Eritrian president Issaias Aferworki. Photo/FILE
Monday, May 06, 2013
Galvanised by the Arab spring, Eritreans in exile in Europe are mobilising against the authoritarian regime of President Issaias Afeworki with a new tool -- the humble telephone.
Every week, members of the diaspora make hundreds or even thousands of automated calls to their compatriots in the eastern African nation, chosing their numbers at random and playing them one-minute recorded messages to spread dissent.
"It is time to restore our liberty and dignity," says one of the messages. In another, the mother of high-profile political prisoner Aster Yohannes recalls the fate of her daughter, who was arrested in 2003 and who has not been heard of since.
Such political statements are rarely heard in Eritrea itself, where opposition parties are banned and anyone who challenges the president -- who has ruled the tiny nation with an iron grip since independence in 1993 -- is jailed without trial, often in the harshest of conditions.
They are the work of a new generation of exiles who refuse to fall in behind traditional opposition parties, which are widely viewed as unrepresentative and divided, explains Leonard Vincent, a Paris-based specialist on Eritrea.
Unlike those opposition leaders, their passion was forged not in the war of independence but in the conditions forced upon their people today. "Their own war is against the current problems in the Eritrean nation," Vincent said.
About 1,500 Eritreans leave their country every month, according to the United Nations, paying up to 30,000 euros ($39,500) each to seek a new life free of grinding poverty and repression.
Those who make it -- refugees are often a target for people traffickers -- settle around the world, from Australia to Germany, Britain to the United States, but keep in touch over the Internet.

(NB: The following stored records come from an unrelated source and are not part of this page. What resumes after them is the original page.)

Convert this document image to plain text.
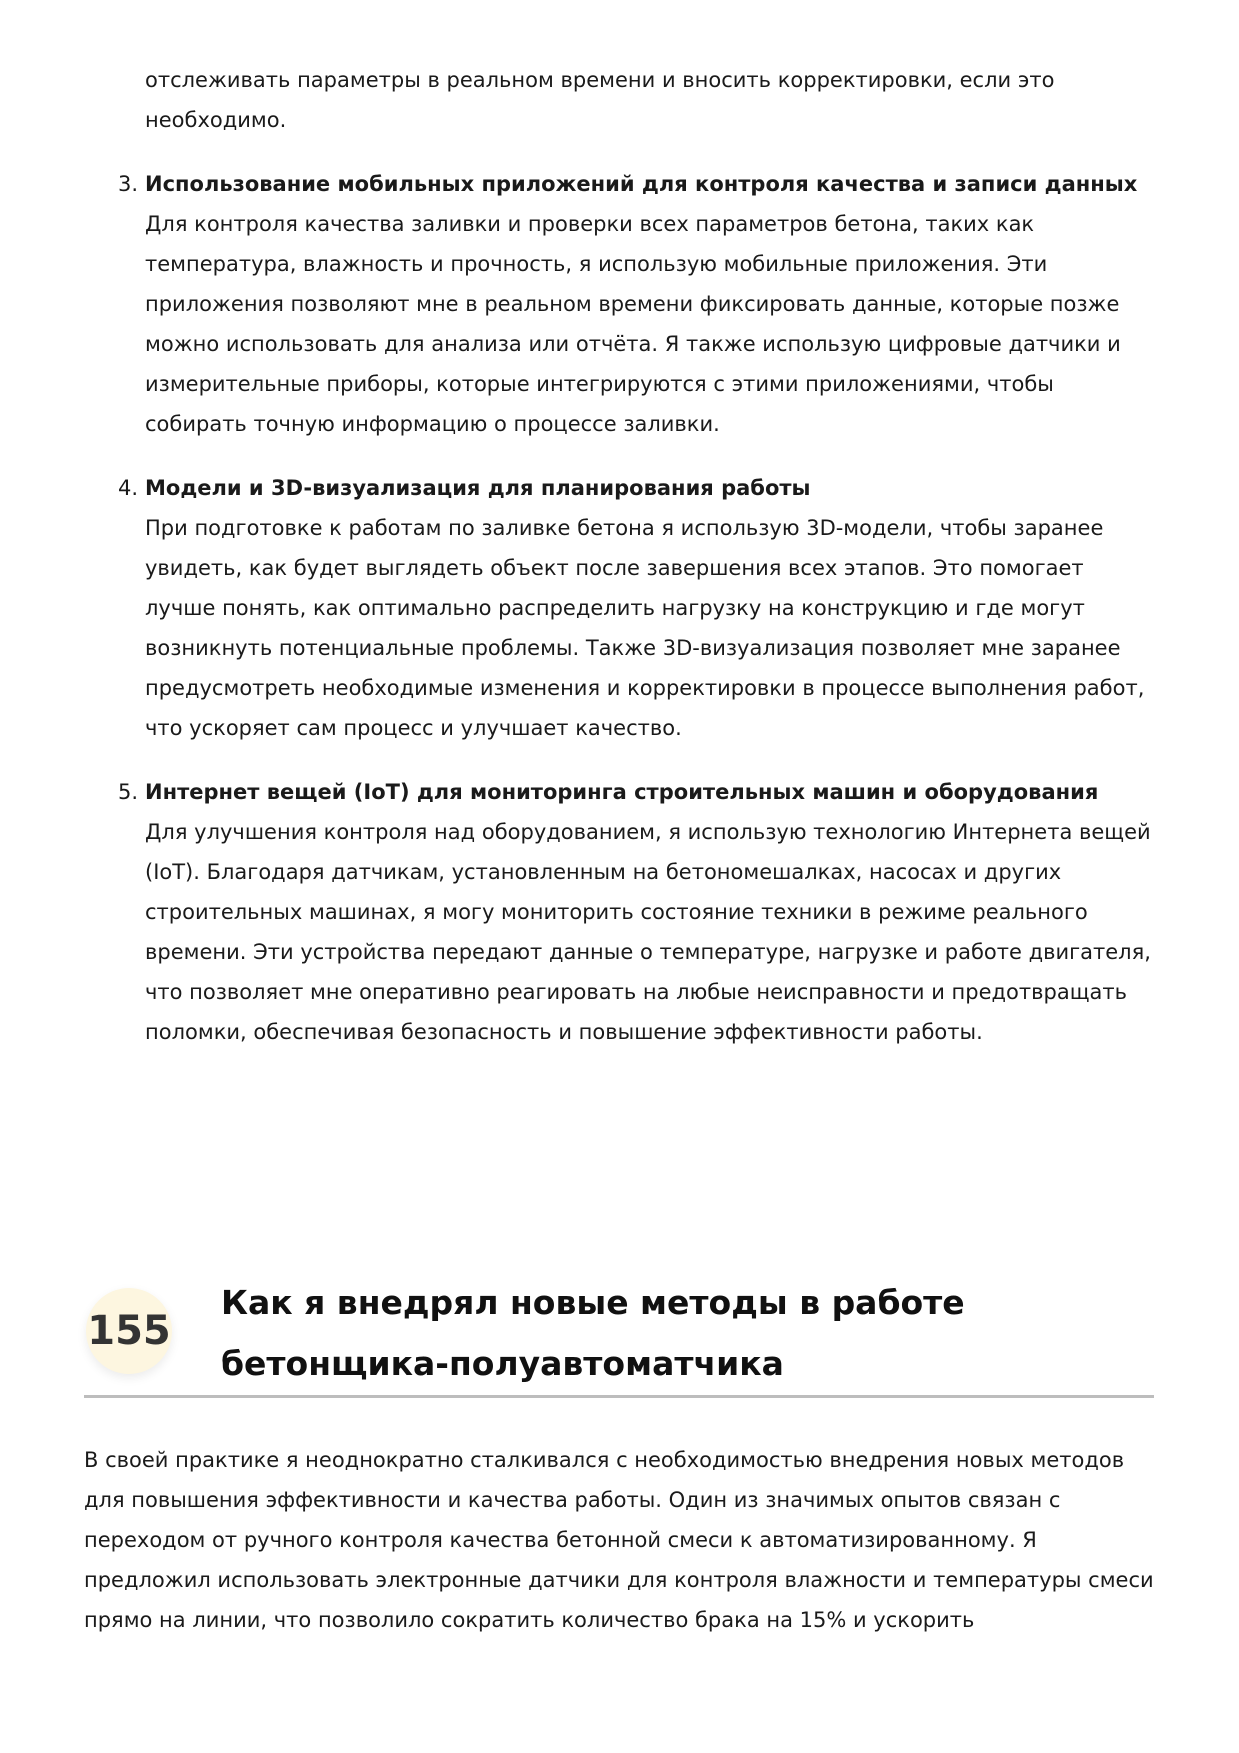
отслеживать параметры в реальном времени и вносить корректировки, если это необходимо.

3. Использование мобильных приложений для контроля качества и записи данных

Для контроля качества заливки и проверки всех параметров бетона, таких как температура, влажность и прочность, я использую мобильные приложения. Эти приложения позволяют мне в реальном времени фиксировать данные, которые позже можно использовать для анализа или отчёта. Я также использую цифровые датчики и измерительные приборы, которые интегрируются с этими приложениями, чтобы собирать точную информацию о процессе заливки.

4. Модели и 3D-визуализация для планирования работы

При подготовке к работам по заливке бетона я использую 3D-модели, чтобы заранее увидеть, как будет выглядеть объект после завершения всех этапов. Это помогает лучше понять, как оптимально распределить нагрузку на конструкцию и где могут возникнуть потенциальные проблемы. Также 3D-визуализация позволяет мне заранее предусмотреть необходимые изменения и корректировки в процессе выполнения работ, что ускоряет сам процесс и улучшает качество.

5. Интернет вещей (IoT) для мониторинга строительных машин и оборудования

Для улучшения контроля над оборудованием, я использую технологию Интернета вещей (IoT). Благодаря датчикам, установленным на бетономешалках, насосах и других строительных машинах, я могу мониторить состояние техники в режиме реального времени. Эти устройства передают данные о температуре, нагрузке и работе двигателя, что позволяет мне оперативно реагировать на любые неисправности и предотвращать поломки, обеспечивая безопасность и повышение эффективности работы.

155
Как я внедрял новые методы в работе
бетонщика-полуавтоматчика

В своей практике я неоднократно сталкивался с необходимостью внедрения новых методов для повышения эффективности и качества работы. Один из значимых опытов связан с переходом от ручного контроля качества бетонной смеси к автоматизированному. Я предложил использовать электронные датчики для контроля влажности и температуры смеси прямо на линии, что позволило сократить количество брака на 15% и ускорить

Their demands are simple -- the application of the 1997 constitution which calls for elections in Eritrea, and the release of political prisoners, estimated by the NGO Human Rights Watch to be about between 5,000 and 10,000.
And they have put these demands to the Eritrean people in about 100,000 recorded telephone calls made every Friday since late 2011 -- including to some members of the regime.
Ironically, "sometimes it's actually the people who don't like what we're doing that spread the message because they are not afraid", said Selam Kidane, founder of the 'Arbi Harnet' (Free Friday) movement.
The phone calls are a way of spreading dissent without putting those receiving the messages in danger, explains Kidane, a mother-of-three who is now settled in London.
In a country where freedom of expression and the press are virtually non-existent, logging onto a subversive website or tuning into a banned radio station could put their lives at risk.
But the project has involved people who are still in Eritrea. The phone calls have only been made possible, for example, after someone smuggled a telephone directory out of the country.
And a handful of those who remain are promoting the cause at great risk to themselves. "We have a little team inside the country that we have recruited via these calls. They have put up posters with our logo," Kidane told AFP.
Eritrea specialist Vincent explained that some posters take the form of fake versions of the public notices of deaths that are traditional in Eritrea.
"The photo on the fake death notices is fictitious and the message is subversive, along the lines of 'Wake up, they have stolen your freedom'," he explained.